There are some special exceptions and conditions:
• Only Army and Marine Corps colonels and general officers may be provided a riderless horse, if available.
• Army, Navy, and Marine Corps general officers may receive a battery cannon salute (17 guns for a four-star general, 15 for a three-star, 13 for a two-star, 11 for a one-star), if available.
• Minute guns (guns that fire at one-minute intervals) may be used for general officers/flag officers of the Coast Guard, Marine Corps and Navy, if available.
• The President of the United States is entitled to a 21-gun salute, while other high state officials receive 19 guns.
• Currently, support from the Army’s Caisson Platoon has been suspended until further notice due to the need to rest and provide medical attention to the horse herd.
(Leighton Archive images taken at Arlington National Cemetery, Arlington Va.; Arlington Cemetery fact sheets liberally quoted.)
Here you see a November sky and water view of Blue Hill and Jericho Bays from Brooklin’s Amen Ridge. Under those drifting cumulus clouds lie Flye Island in the middle and Mount Desert Island on the horizon.
MDI is Maine’s largest island and contains most of Acadia National Park. (Image taken in Brooklin, Maine, on November 7, 2024.)
When I went to the Brooklin Cemetery on Wednesday, I came across this mostly unreadable little marker for a son named “Jacob E.” It was among much larger monuments and near one for “Jacob S. Freethey” in what appeared to be a Freethey family plot area. (That family was among the original settlers here.)

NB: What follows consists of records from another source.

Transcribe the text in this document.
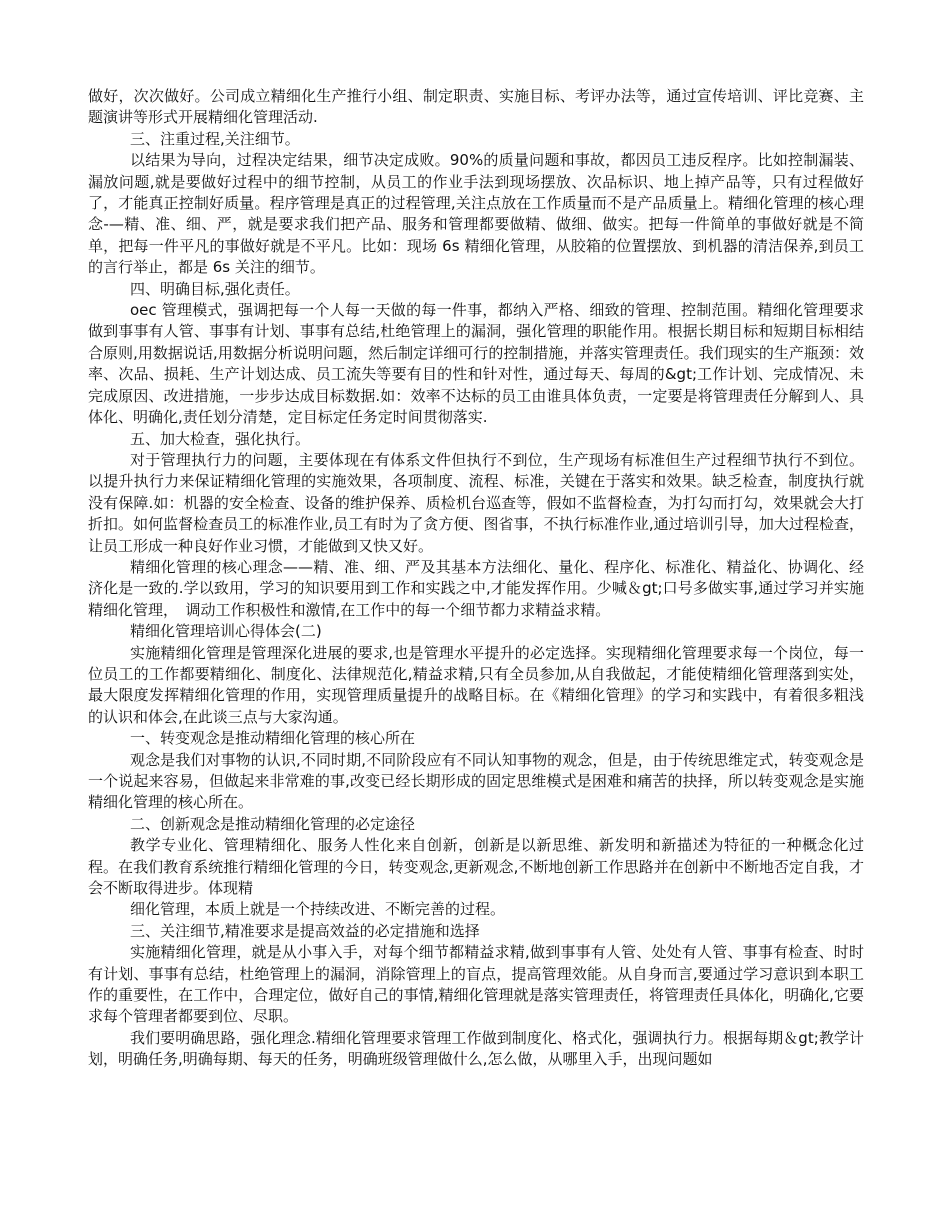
做好，次次做好。公司成立精细化生产推行小组、制定职责、实施目标、考评办法等，通过宣传培训、评比竞赛、主题演讲等形式开展精细化管理活动.

三、注重过程,关注细节。

以结果为导向，过程决定结果，细节决定成败。90%的质量问题和事故，都因员工违反程序。比如控制漏装、漏放问题,就是要做好过程中的细节控制，从员工的作业手法到现场摆放、次品标识、地上掉产品等，只有过程做好了，才能真正控制好质量。程序管理是真正的过程管理,关注点放在工作质量而不是产品质量上。精细化管理的核心理念-—精、准、细、严，就是要求我们把产品、服务和管理都要做精、做细、做实。把每一件简单的事做好就是不简单，把每一件平凡的事做好就是不平凡。比如：现场 6s 精细化管理，从胶箱的位置摆放、到机器的清洁保养,到员工的言行举止，都是 6s 关注的细节。

四、明确目标,强化责任。

oec 管理模式，强调把每一个人每一天做的每一件事，都纳入严格、细致的管理、控制范围。精细化管理要求做到事事有人管、事事有计划、事事有总结,杜绝管理上的漏洞，强化管理的职能作用。根据长期目标和短期目标相结合原则,用数据说话,用数据分析说明问题，然后制定详细可行的控制措施，并落实管理责任。我们现实的生产瓶颈：效率、次品、损耗、生产计划达成、员工流失等要有目的性和针对性，通过每天、每周的&gt;工作计划、完成情况、未完成原因、改进措施，一步步达成目标数据.如：效率不达标的员工由谁具体负责，一定要是将管理责任分解到人、具体化、明确化,责任划分清楚，定目标定任务定时间贯彻落实.

五、加大检查，强化执行。

对于管理执行力的问题，主要体现在有体系文件但执行不到位，生产现场有标准但生产过程细节执行不到位。以提升执行力来保证精细化管理的实施效果，各项制度、流程、标准，关键在于落实和效果。缺乏检查，制度执行就没有保障.如：机器的安全检查、设备的维护保养、质检机台巡查等，假如不监督检查，为打勾而打勾，效果就会大打折扣。如何监督检查员工的标准作业,员工有时为了贪方便、图省事，不执行标准作业,通过培训引导，加大过程检查，让员工形成一种良好作业习惯，才能做到又快又好。

精细化管理的核心理念——精、准、细、严及其基本方法细化、量化、程序化、标准化、精益化、协调化、经济化是一致的.学以致用，学习的知识要用到工作和实践之中,才能发挥作用。少喊＆gt;口号多做实事,通过学习并实施精细化管理，　调动工作积极性和激情,在工作中的每一个细节都力求精益求精。

精细化管理培训心得体会(二)

实施精细化管理是管理深化进展的要求,也是管理水平提升的必定选择。实现精细化管理要求每一个岗位，每一位员工的工作都要精细化、制度化、法律规范化,精益求精,只有全员参加,从自我做起，才能使精细化管理落到实处，最大限度发挥精细化管理的作用，实现管理质量提升的战略目标。在《精细化管理》的学习和实践中，有着很多粗浅的认识和体会,在此谈三点与大家沟通。

一、转变观念是推动精细化管理的核心所在

观念是我们对事物的认识,不同时期,不同阶段应有不同认知事物的观念，但是，由于传统思维定式，转变观念是一个说起来容易，但做起来非常难的事,改变已经长期形成的固定思维模式是困难和痛苦的抉择，所以转变观念是实施精细化管理的核心所在。

二、创新观念是推动精细化管理的必定途径

教学专业化、管理精细化、服务人性化来自创新，创新是以新思维、新发明和新描述为特征的一种概念化过程。在我们教育系统推行精细化管理的今日，转变观念,更新观念,不断地创新工作思路并在创新中不断地否定自我，才会不断取得进步。体现精

细化管理，本质上就是一个持续改进、不断完善的过程。

三、关注细节,精准要求是提高效益的必定措施和选择

实施精细化管理，就是从小事入手，对每个细节都精益求精,做到事事有人管、处处有人管、事事有检查、时时有计划、事事有总结，杜绝管理上的漏洞，消除管理上的盲点，提高管理效能。从自身而言,要通过学习意识到本职工作的重要性，在工作中，合理定位，做好自己的事情,精细化管理就是落实管理责任，将管理责任具体化，明确化,它要求每个管理者都要到位、尽职。

我们要明确思路，强化理念.精细化管理要求管理工作做到制度化、格式化，强调执行力。根据每期＆gt;教学计划，明确任务,明确每期、每天的任务，明确班级管理做什么,怎么做，从哪里入手，出现问题如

The stone was under a Japanese maple that was creating a scarlet frenzy in this sacred place, wildly flinging her vibrant leaves. Perhaps it was my mood, but I found the sight to be soberly stunning: a very small, gray gravestone – was Jacob a dead child? – in a red rain that covered the burial area with flaming puddles.
(Images taken in Brooklin, Maine, on November 6 and 8, 2024.)
November 10, 2024, postscript: According to a gravesite registry found by Lorna Rockwell Grant, Jacob died young (“d.y.’); he was the son of Captain Ellis Edwin Freethey (1834-1910) and Hattie R. Herrick ((1842-1907. They were married on May 24, 1864 in Boston. Captain Freethey may have served in the Civil War.